Lightening up a Dark State of a Pentacene Derivative via N-Introduction

N-Heteropolycyclic aromatic compounds are promising organic electron-transporting semiconductors for applications in field effect transistors. Here, we studied the structural and the electronic properties of an arrow-shaped N-heteropentacene derivative (triisopropylsilyl-dibenzodiazapentacene, TIPS-BAP) adsorbed on Au(111) in the monolayer and thin films using temperature-programmed desorption, vibrational and electronic high-resolution electron energy loss spectroscopy, and two-photon photoemission spectroscopy. In addition, we performed state-of-the-art quantum chemical calculations to further elucidate electronic properties.
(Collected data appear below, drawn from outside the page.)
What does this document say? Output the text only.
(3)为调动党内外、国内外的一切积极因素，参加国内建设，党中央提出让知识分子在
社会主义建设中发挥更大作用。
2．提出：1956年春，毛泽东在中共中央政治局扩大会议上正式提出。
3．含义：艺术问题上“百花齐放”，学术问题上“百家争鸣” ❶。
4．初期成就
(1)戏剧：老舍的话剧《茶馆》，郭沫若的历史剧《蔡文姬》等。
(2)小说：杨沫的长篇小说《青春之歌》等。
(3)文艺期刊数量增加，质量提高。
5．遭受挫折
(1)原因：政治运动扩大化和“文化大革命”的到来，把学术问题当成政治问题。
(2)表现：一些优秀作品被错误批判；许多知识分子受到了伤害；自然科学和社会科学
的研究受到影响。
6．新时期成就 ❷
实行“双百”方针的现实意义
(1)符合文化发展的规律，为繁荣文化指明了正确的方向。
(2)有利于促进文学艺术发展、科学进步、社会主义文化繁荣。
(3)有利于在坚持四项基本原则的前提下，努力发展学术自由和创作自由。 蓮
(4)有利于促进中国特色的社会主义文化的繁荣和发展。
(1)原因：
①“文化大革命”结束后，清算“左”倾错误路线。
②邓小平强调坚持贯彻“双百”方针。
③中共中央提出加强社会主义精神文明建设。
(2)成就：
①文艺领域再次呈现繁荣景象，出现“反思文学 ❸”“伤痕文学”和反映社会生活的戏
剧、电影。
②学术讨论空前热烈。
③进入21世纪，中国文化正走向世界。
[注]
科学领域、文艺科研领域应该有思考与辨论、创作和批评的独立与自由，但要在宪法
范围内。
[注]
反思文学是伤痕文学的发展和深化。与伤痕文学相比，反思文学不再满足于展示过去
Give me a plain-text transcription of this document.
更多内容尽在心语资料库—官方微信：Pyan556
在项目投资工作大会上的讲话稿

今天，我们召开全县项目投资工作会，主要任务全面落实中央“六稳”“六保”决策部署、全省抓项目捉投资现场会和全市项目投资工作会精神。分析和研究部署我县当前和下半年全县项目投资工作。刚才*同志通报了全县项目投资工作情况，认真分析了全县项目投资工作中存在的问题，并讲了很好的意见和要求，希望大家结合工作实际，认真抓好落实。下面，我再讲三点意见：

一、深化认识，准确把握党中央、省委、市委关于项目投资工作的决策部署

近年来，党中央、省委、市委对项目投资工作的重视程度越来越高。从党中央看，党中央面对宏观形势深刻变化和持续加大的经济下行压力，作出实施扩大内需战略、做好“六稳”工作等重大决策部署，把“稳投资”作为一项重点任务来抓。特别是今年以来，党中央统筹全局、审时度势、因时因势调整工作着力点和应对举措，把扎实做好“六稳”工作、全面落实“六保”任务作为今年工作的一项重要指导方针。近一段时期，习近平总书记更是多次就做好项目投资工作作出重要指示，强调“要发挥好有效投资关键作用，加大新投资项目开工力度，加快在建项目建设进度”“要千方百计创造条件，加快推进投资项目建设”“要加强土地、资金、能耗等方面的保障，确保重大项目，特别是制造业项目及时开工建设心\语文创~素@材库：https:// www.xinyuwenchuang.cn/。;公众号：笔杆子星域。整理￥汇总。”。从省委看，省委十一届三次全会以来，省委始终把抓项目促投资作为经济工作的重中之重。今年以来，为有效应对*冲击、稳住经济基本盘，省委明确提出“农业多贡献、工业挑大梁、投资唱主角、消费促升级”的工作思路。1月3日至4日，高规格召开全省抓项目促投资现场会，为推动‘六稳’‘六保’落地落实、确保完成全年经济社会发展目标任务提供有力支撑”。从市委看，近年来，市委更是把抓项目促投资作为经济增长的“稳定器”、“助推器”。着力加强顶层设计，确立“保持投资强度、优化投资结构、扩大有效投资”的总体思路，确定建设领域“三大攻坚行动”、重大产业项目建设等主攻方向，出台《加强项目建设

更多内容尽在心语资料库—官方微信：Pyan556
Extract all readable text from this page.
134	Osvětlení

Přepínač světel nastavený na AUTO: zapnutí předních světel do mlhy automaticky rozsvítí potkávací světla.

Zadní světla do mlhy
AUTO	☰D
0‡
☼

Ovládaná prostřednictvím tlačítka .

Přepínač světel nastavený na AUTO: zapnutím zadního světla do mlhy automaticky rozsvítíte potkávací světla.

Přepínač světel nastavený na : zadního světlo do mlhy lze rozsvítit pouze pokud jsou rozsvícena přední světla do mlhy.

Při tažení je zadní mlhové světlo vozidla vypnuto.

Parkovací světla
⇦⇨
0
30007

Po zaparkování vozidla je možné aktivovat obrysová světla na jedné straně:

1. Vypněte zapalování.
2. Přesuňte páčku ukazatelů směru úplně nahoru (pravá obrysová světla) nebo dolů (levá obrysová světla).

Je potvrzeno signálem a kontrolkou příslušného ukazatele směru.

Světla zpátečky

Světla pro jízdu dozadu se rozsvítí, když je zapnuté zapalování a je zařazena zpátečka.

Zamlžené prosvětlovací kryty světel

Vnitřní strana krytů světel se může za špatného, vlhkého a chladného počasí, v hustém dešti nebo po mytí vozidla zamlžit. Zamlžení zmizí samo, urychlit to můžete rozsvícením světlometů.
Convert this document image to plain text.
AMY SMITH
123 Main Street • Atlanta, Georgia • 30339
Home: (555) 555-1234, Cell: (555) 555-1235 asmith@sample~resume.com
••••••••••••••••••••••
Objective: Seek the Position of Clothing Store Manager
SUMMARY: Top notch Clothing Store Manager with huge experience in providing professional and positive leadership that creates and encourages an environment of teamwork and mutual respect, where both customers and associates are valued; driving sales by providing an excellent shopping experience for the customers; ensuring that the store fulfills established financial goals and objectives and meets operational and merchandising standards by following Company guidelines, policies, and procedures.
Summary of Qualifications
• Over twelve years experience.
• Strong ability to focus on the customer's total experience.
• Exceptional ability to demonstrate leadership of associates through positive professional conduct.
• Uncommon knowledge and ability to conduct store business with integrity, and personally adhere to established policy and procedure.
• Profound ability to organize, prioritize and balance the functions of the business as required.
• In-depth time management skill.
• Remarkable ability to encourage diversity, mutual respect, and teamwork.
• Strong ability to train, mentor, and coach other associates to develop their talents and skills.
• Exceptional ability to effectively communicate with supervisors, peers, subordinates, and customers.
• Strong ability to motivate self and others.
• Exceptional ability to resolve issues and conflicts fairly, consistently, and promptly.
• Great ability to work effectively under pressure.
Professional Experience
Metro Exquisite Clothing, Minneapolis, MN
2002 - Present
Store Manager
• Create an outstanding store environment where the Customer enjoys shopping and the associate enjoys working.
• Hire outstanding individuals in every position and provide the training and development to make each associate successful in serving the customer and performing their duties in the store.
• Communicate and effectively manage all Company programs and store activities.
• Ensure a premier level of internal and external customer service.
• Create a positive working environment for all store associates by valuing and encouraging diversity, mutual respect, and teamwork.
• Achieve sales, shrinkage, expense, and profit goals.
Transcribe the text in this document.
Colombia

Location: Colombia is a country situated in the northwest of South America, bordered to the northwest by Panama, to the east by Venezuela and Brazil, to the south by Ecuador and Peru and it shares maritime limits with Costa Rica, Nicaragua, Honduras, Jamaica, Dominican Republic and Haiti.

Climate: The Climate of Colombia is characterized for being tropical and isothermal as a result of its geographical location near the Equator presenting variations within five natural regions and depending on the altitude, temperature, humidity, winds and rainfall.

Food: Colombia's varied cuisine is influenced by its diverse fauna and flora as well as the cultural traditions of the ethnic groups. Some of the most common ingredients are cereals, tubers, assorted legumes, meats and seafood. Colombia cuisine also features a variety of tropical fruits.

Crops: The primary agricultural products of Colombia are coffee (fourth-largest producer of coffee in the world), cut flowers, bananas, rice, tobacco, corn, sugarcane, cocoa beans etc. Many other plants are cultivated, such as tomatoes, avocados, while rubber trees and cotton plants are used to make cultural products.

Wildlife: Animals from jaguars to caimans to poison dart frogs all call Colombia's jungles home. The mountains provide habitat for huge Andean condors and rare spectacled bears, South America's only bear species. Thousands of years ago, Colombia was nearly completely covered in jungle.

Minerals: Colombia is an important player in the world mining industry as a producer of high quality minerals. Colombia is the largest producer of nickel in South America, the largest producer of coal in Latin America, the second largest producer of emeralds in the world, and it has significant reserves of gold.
TIPS-BAP adopted an adsorption geometry in which the molecular backbone is oriented parallel to the Au(111) surface. We quantitatively determined the energetic position of several unoccupied as well as occupied molecular electronic states (transport states) with respect to the Fermi level of the gold substrate and resolved the optical gap (S-0 -> S-1 transition) to be 1.9 eV. Compared to the corresponding polycyclic aromatic hydrocarbon TIPS-dibenzodipentacene (TIPS-BP), the optical gap is reduced by 0.2 eV due to nitrogen substitution. Based on our quantum chemical calculations, we attributed this effect to a stabilization of the first excited singlet state (S-1) in the polar environment. Furthermore, an intense alpha-band (S-0 -> S-2) in TIPS-BAP compared to TIPS-BP is observed due to an enhanced oscillator strength in the N-heteropolycyclic aromatic compound.